Apuesta por la seguridad en tu cocina, una cuestión de salud

La crisis de los pepinos, las vacas locas, la leche con melanina, el E.coli, el anisakis, la peste porcina, la gripe aviar… seguro que alguno te suena. Las crisis alimentarias y la histeria por lo que nos llevamos a la boca son, en la actualidad, la cara de la misma moneda. Deja de alarmarte, pues todas estas cuestiones tienen fácil solución si pones en práctica unas normas básicas de higiene y preparación de los alimentos.

En crudo

  • Los alimentos que se consumen crudos -sin pasar por ningún tipo de proceso culinario que elimine los patógenos-, son quizás los que mayor peligro entrañan, pero ¿en serio estás dispuesta a prescindir de un buen carpaccio, del mejor sushi, del estupendo salmón ahumado, y del delicioso steak tartar?
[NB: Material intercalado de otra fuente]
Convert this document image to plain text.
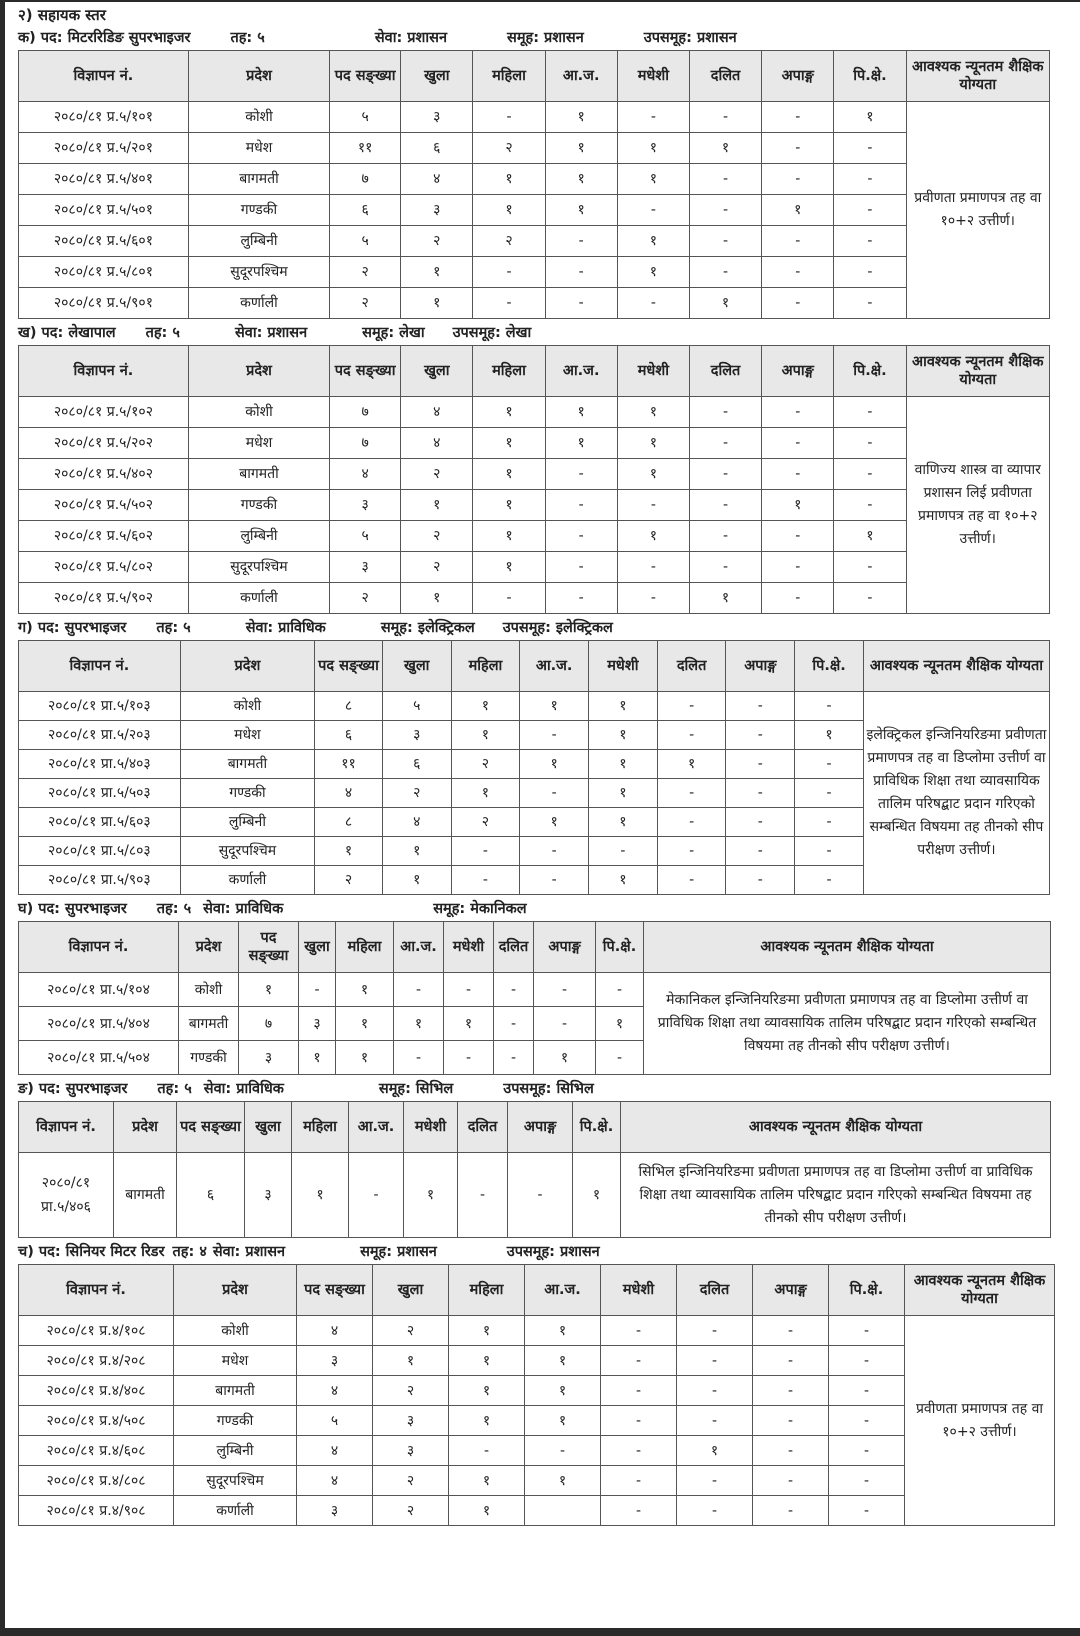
२) सहायक स्तर
क) पद: मिटररिडिङ सुपरभाइजर	तह: ५	सेवा: प्रशासन	समूह: प्रशासन	उपसमूह: प्रशासन
विज्ञापन नं.	प्रदेश	पद सङ्ख्या	खुला	महिला	आ.ज.	मधेशी	दलित	अपाङ्ग	पि.क्षे.	आवश्यक न्यूनतम शैक्षिक योग्यता
२०८०/८१ प्र.५/१०१	कोशी	५	३	-	१	-	-	-	१	प्रवीणता प्रमाणपत्र तह वा १०+२ उत्तीर्ण।
२०८०/८१ प्र.५/२०१	मधेश	११	६	२	१	१	१	-	-	
२०८०/८१ प्र.५/४०१	बागमती	७	४	१	१	१	-	-	-	
२०८०/८१ प्र.५/५०१	गण्डकी	६	३	१	१	-	-	१	-	
२०८०/८१ प्र.५/६०१	लुम्बिनी	५	२	२	-	१	-	-	-	
२०८०/८१ प्र.५/८०१	सुदूरपश्चिम	२	१	-	-	१	-	-	-	
२०८०/८१ प्र.५/९०१	कर्णाली	२	१	-	-	-	१	-	-	
ख) पद: लेखापाल तह: ५	सेवा: प्रशासन	समूह: लेखा उपसमूह: लेखा
विज्ञापन नं.	प्रदेश	पद सङ्ख्या	खुला	महिला	आ.ज.	मधेशी	दलित	अपाङ्ग	पि.क्षे.	आवश्यक न्यूनतम शैक्षिक योग्यता
२०८०/८१ प्र.५/१०२	कोशी	७	४	१	१	१	-	-	-	वाणिज्य शास्त्र वा व्यापार प्रशासन लिई प्रवीणता प्रमाणपत्र तह वा १०+२ उत्तीर्ण।
२०८०/८१ प्र.५/२०२	मधेश	७	४	१	१	१	-	-	-	
२०८०/८१ प्र.५/४०२	बागमती	४	२	१	-	१	-	-	-	
२०८०/८१ प्र.५/५०२	गण्डकी	३	१	१	-	-	-	१	-	
२०८०/८१ प्र.५/६०२	लुम्बिनी	५	२	१	-	१	-	-	१	
२०८०/८१ प्र.५/८०२	सुदूरपश्चिम	३	२	१	-	-	-	-	-	
२०८०/८१ प्र.५/९०२	कर्णाली	२	१	-	-	-	१	-	-	
ग) पद: सुपरभाइजर तह: ५	सेवा: प्राविधिक	समूह: इलेक्ट्रिकल उपसमूह: इलेक्ट्रिकल
विज्ञापन नं.	प्रदेश	पद सङ्ख्या	खुला	महिला	आ.ज.	मधेशी	दलित	अपाङ्ग	पि.क्षे.	आवश्यक न्यूनतम शैक्षिक योग्यता
२०८०/८१ प्रा.५/१०३	कोशी	८	५	१	१	१	-	-	-	इलेक्ट्रिकल इन्जिनियरिङमा प्रवीणता प्रमाणपत्र तह वा डिप्लोमा उत्तीर्ण वा प्राविधिक शिक्षा तथा व्यावसायिक तालिम परिषद्बाट प्रदान गरिएको सम्बन्धित विषयमा तह तीनको सीप परीक्षण उत्तीर्ण।
२०८०/८१ प्रा.५/२०३	मधेश	६	३	१	-	१	-	-	१	
२०८०/८१ प्रा.५/४०३	बागमती	११	६	२	१	१	१	-	-	
२०८०/८१ प्रा.५/५०३	गण्डकी	४	२	१	-	१	-	-	-	
२०८०/८१ प्रा.५/६०३	लुम्बिनी	८	४	२	१	१	-	-	-	
२०८०/८१ प्रा.५/८०३	सुदूरपश्चिम	१	१	-	-	-	-	-	-	
२०८०/८१ प्रा.५/९०३	कर्णाली	२	१	-	-	१	-	-	-	
घ) पद: सुपरभाइजर तह: ५ सेवा: प्राविधिक	समूह: मेकानिकल
विज्ञापन नं.	प्रदेश	पद सङ्ख्या	खुला	महिला	आ.ज.	मधेशी	दलित	अपाङ्ग	पि.क्षे.	आवश्यक न्यूनतम शैक्षिक योग्यता
२०८०/८१ प्रा.५/१०४	कोशी	१	-	१	-	-	-	-	-	मेकानिकल इन्जिनियरिङमा प्रवीणता प्रमाणपत्र तह वा डिप्लोमा उत्तीर्ण वा प्राविधिक शिक्षा तथा व्यावसायिक तालिम परिषद्बाट प्रदान गरिएको सम्बन्धित विषयमा तह तीनको सीप परीक्षण उत्तीर्ण।
२०८०/८१ प्रा.५/४०४	बागमती	७	३	१	१	१	-	-	१	
२०८०/८१ प्रा.५/५०४	गण्डकी	३	१	१	-	-	-	१	-	
ङ) पद: सुपरभाइजर तह: ५ सेवा: प्राविधिक	समूह: सिभिल	उपसमूह: सिभिल
विज्ञापन नं.	प्रदेश	पद सङ्ख्या	खुला	महिला	आ.ज.	मधेशी	दलित	अपाङ्ग	पि.क्षे.	आवश्यक न्यूनतम शैक्षिक योग्यता
२०८०/८१ प्रा.५/४०६	बागमती	६	३	१	-	१	-	-	१	सिभिल इन्जिनियरिङमा प्रवीणता प्रमाणपत्र तह वा डिप्लोमा उत्तीर्ण वा प्राविधिक शिक्षा तथा व्यावसायिक तालिम परिषद्बाट प्रदान गरिएको सम्बन्धित विषयमा तह तीनको सीप परीक्षण उत्तीर्ण।
च) पद: सिनियर मिटर रिडर तह: ४ सेवा: प्रशासन	समूह: प्रशासन	उपसमूह: प्रशासन
विज्ञापन नं.	प्रदेश	पद सङ्ख्या	खुला	महिला	आ.ज.	मधेशी	दलित	अपाङ्ग	पि.क्षे.	आवश्यक न्यूनतम शैक्षिक योग्यता
२०८०/८१ प्र.४/१०८	कोशी	४	२	१	१	-	-	-	-	प्रवीणता प्रमाणपत्र तह वा १०+२ उत्तीर्ण।
२०८०/८१ प्र.४/२०८	मधेश	३	१	१	१	-	-	-	-	
२०८०/८१ प्र.४/४०८	बागमती	४	२	१	१	-	-	-	-	
२०८०/८१ प्र.४/५०८	गण्डकी	५	३	१	१	-	-	-	-	
२०८०/८१ प्र.४/६०८	लुम्बिनी	४	३	-	-	-	१	-	-	
२०८०/८१ प्र.४/८०८	सुदूरपश्चिम	४	२	१	१	-	-	-	-	
२०८०/८१ प्र.४/९०८	कर्णाली	३	२	१		-	-	-	-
No hace ninguna falta. Basta con congelarlos a una temperatura inferior a 18 grados centígrados y te los podrás comer con toda tranquilidad. En el caso de las verduras y las frutas, lávalas bien bajo el grifo. Si eres muy maniático, compra lejía alimentaria o usa vinagre y limón para acabar con todas las bacterias. Recuerda enjuagarlas, escurrirlas y, en el caso de la lechuga, centrifugarla, antes de guardar las hojas que te hayan sobrado.

Técnicas de cocinado

  • Como habrás deducido, llevar una dieta sana y equilibrada no basta para asegurar la calidad de nuestra alimentación. Conservar los productos de manera adecuada y aprender a cocinarlos de un modo u otro resulta determinante a la hora de alejarnos de riesgos innecesarios pero también nos hará disfrutar más de nuestros platos. Así, podemos asarlos, hervirlos, freírlos, pasarlos por la plancha, hacerlos al vapor o en el microondas, hornearlos y un largo etcétera de alternativas gastronómicas. Cada una de ellas modificará la textura de los ingredientes, facilitando su consumo y destruyendo los microorganismos causantes de toxiinfecciones que, generalmente, no toleran temperaturas superiores a los 55 grados.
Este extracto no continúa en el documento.